Laser printing-enabled direct creation of cellular heterogeneity in lab-on-a-chip devices†
Abstract
Lab-on-a-chip devices, capable of culturing living cells in continuously perfused, micrometer-sized channels, have been intensively investigated to model physiological microenvironments for cell-related testing and evaluation applications. Various chemical, physical, and/or biological culture cues are usually expected in a designed chip to mimic the in vivo environment with defined spatial heterogeneity of cells and biomaterials. To create such heterogeneity within a given chip, typical methods rely heavily on sophisticated fabrication and cell seeding processes, and chips fabricated with these methods are difficult to readily adapt for other applications. In this study, laser-induced forward transfer (LIFT)-based printing has been implemented to create heterogeneous cellular patterns in a lab-on-a-chip device to achieve the efficiency in creating heterogeneous cellular patterns as well as the flexibility in adapting different evaluation configurations in lab-on-a-chip devices.
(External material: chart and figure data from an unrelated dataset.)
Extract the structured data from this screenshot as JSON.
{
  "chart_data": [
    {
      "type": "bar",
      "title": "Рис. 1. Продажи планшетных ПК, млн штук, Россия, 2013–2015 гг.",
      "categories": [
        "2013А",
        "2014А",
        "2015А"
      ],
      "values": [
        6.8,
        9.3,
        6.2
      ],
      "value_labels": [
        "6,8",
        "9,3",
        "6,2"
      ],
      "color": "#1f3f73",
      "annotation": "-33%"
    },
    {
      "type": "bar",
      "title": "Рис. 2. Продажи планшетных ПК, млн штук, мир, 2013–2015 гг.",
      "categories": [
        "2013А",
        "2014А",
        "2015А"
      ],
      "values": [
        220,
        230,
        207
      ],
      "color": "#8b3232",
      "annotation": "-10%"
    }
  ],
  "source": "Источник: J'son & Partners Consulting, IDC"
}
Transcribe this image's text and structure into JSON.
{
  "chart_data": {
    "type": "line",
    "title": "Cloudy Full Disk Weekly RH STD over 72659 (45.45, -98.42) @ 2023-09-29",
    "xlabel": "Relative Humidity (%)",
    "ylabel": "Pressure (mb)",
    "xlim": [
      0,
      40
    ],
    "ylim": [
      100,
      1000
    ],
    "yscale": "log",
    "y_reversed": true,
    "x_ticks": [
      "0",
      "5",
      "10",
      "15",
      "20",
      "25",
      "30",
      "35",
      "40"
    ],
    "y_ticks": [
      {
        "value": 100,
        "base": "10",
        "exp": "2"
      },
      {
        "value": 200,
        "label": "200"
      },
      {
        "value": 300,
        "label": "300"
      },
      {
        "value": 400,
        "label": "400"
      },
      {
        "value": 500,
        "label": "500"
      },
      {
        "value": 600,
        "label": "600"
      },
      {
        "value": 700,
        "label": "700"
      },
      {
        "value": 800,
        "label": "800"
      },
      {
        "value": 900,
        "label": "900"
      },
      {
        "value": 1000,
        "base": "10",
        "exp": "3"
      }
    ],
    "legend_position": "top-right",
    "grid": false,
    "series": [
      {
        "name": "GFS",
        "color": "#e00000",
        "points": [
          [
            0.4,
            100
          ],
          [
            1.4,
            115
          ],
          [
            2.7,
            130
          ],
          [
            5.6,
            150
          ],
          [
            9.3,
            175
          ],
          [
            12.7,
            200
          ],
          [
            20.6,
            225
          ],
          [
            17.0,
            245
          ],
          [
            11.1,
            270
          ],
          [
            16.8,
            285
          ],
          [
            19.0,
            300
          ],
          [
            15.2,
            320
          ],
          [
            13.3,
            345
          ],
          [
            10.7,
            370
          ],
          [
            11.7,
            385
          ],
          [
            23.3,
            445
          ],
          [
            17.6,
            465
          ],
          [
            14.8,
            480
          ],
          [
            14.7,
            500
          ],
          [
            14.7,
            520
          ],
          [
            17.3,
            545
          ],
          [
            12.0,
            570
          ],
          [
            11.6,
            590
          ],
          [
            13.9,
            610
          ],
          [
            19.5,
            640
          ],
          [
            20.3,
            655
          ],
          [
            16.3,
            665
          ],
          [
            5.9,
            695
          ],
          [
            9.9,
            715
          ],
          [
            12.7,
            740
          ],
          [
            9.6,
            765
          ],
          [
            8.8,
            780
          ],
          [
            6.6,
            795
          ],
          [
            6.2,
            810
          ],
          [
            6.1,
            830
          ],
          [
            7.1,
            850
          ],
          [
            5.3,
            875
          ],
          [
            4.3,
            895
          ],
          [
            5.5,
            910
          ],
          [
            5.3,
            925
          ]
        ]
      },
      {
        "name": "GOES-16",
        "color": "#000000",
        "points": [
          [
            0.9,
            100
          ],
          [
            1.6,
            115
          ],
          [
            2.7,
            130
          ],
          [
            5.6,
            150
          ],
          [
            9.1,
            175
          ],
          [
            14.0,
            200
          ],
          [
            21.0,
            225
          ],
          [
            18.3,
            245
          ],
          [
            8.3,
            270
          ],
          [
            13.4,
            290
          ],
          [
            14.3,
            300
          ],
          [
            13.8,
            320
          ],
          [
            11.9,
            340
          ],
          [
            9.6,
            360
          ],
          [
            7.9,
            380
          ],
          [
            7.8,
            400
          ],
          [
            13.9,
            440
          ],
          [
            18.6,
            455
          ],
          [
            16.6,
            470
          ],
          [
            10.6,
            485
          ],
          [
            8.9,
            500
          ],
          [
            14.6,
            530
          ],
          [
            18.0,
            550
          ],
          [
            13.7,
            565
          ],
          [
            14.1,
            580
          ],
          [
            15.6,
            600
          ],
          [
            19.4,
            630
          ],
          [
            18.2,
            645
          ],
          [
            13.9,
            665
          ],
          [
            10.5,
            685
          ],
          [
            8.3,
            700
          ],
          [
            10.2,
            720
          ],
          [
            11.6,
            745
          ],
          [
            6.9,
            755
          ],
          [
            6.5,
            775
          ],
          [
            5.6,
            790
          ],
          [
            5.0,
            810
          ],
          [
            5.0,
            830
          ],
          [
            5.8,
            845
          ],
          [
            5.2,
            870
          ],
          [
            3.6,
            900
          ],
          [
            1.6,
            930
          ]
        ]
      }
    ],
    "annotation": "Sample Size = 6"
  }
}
Two applications, parallel evaluation of cellular behavior and targeted drug delivery to cancer cells, have been implemented as proof-of-concept demonstrations of the proposed fabrication method. For the first application, the morphology of cells in different extracellular matrix (ECM) materials cultured under varying conditions has been investigated. It is found that less stiff ECM and dynamic culturing are preferred for spreading of fibroblasts. For the second application, different drug carriers have been utilized for targeted delivery of anticancer drugs to breast cancer cells. It is found that targeted drug delivery is important to realize effective chemotherapy and drug release rate from drug carriers affects the chemotherapy effect. Consequently, the proposed laser printing-based method enables direct creation of heterogeneous cellular patterns within lab-on-a-chip devices which improves the efficiency and versatility of cell-related sensing and evaluation using lab-on-a-chip devices.